Affimer molecules are small proteins that bind to target proteins with affinity in the nanomolar range. These engineered non-antibody binding proteins are designed to mimic the molecular recognition characteristics of monoclonal antibodies in different applications. These affinity reagents have been optimized to increase their stability, make them tolerant to a range of temperatures and pH, reduce their size, and to increase their expression in E.coli and mammalian cells.
The NE-tag is a synthetic peptide tag designed as an epitope tag for detection, quantification and purification of recombinant protein. This patented peptide sequence is composed of eighteen hydrophilic amino acids. This short peptide does not adopt any significant homology to any existing proteins found in nature. This synthetic NE peptide adopts random coil conformation and showing strong immunogenicity. This is advantageous to offer stringent specificity to the NE-tagged proteins, which are readily to be detected, quantitated, and purified.

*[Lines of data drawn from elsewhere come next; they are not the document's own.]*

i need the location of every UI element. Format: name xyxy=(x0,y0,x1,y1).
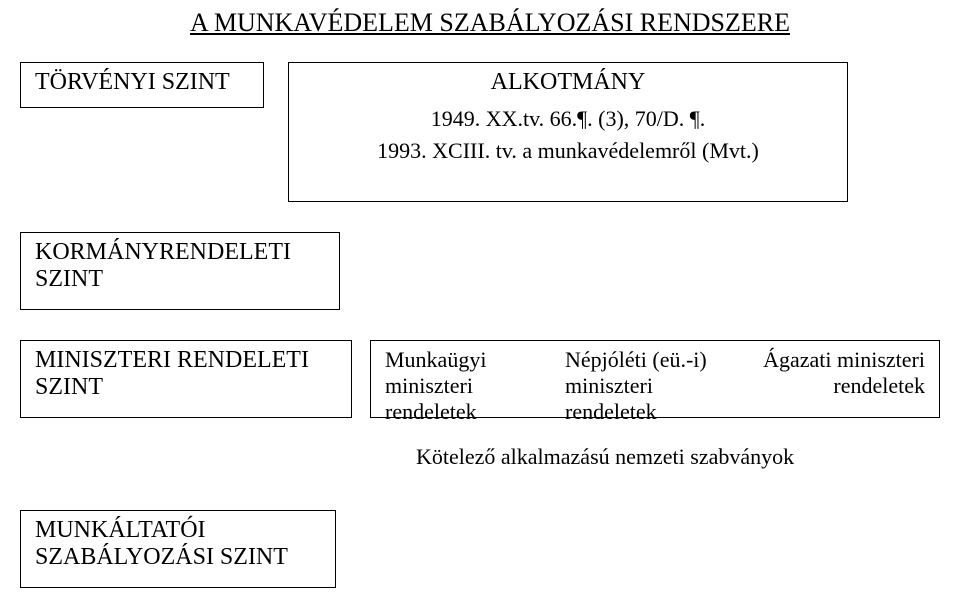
box-gov-decree-level: KORMÁNYRENDELETI SZINT xyxy=(20,232,340,310)
decrees-r1c2: Népjóléti (eü.-i) xyxy=(565,347,745,373)
constitution-line2: 1949. XX.tv. 66.¶. (3), 70/D. ¶. xyxy=(303,106,833,132)
constitution-title: ALKOTMÁNY xyxy=(303,69,833,96)
decrees-r2c1: miniszteri rendeletek xyxy=(385,373,565,425)
ministerial-level-line2: SZINT xyxy=(35,374,337,401)
employer-level-line1: MUNKÁLTATÓI xyxy=(35,517,321,544)
diagram-page: A MUNKAVÉDELEM SZABÁLYOZÁSI RENDSZERE TÖ… xyxy=(0,0,960,607)
gov-decree-line1: KORMÁNYRENDELETI xyxy=(35,239,325,266)
decrees-r2c3: rendeletek xyxy=(745,373,925,425)
decrees-r2c2: miniszteri rendeletek xyxy=(565,373,745,425)
box-employer-level: MUNKÁLTATÓI SZABÁLYOZÁSI SZINT xyxy=(20,510,336,588)
box-ministerial-decrees: Munkaügyi Népjóléti (eü.-i) Ágazati mini… xyxy=(370,340,940,418)
decrees-r1c1: Munkaügyi xyxy=(385,347,565,373)
constitution-line3: 1993. XCIII. tv. a munkavédelemről (Mvt.… xyxy=(303,138,833,164)
box-legal-level-text: TÖRVÉNYI SZINT xyxy=(35,69,230,95)
box-constitution: ALKOTMÁNY 1949. XX.tv. 66.¶. (3), 70/D. … xyxy=(288,62,848,202)
decrees-r1c3: Ágazati miniszteri xyxy=(745,347,925,373)
box-legal-level: TÖRVÉNYI SZINT xyxy=(20,62,264,108)
decrees-row1: Munkaügyi Népjóléti (eü.-i) Ágazati mini… xyxy=(385,347,925,373)
box-ministerial-level: MINISZTERI RENDELETI SZINT xyxy=(20,340,352,418)
gov-decree-line2: SZINT xyxy=(35,266,325,293)
page-title: A MUNKAVÉDELEM SZABÁLYOZÁSI RENDSZERE xyxy=(190,8,790,38)
ministerial-level-line1: MINISZTERI RENDELETI xyxy=(35,347,337,374)
decrees-row2: miniszteri rendeletek miniszteri rendele… xyxy=(385,373,925,425)
employer-level-line2: SZABÁLYOZÁSI SZINT xyxy=(35,544,321,571)
constitution-title-text: ALKOTMÁNY xyxy=(491,69,646,95)
standards-text: Kötelező alkalmazású nemzeti szabványok xyxy=(416,444,794,470)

In the medical field of immunology, nanoCLAMP affinity reagents are recombinant 15 kD antibody mimetic proteins selected for tight, selective and gently reversible binding to target molecules. The nanoCLAMP scaffold is based on an IgG-like, thermostable carbohydrate binding module family 32 (CBM32) from a Clostridium perfringens hyaluronidase. The shape of nanoCLAMPs approximates a cylinder of approximately 4 nm in length and 2.5 nm in diameter, roughly the same size as a nanobody. nanoCLAMPs to specific targets are generated by varying the amino acid sequences and sometimes the length of three solvent exposed, adjacent loops that connect the beta strands making up the beta-sandwich fold, conferring binding affinity and specificity for the target.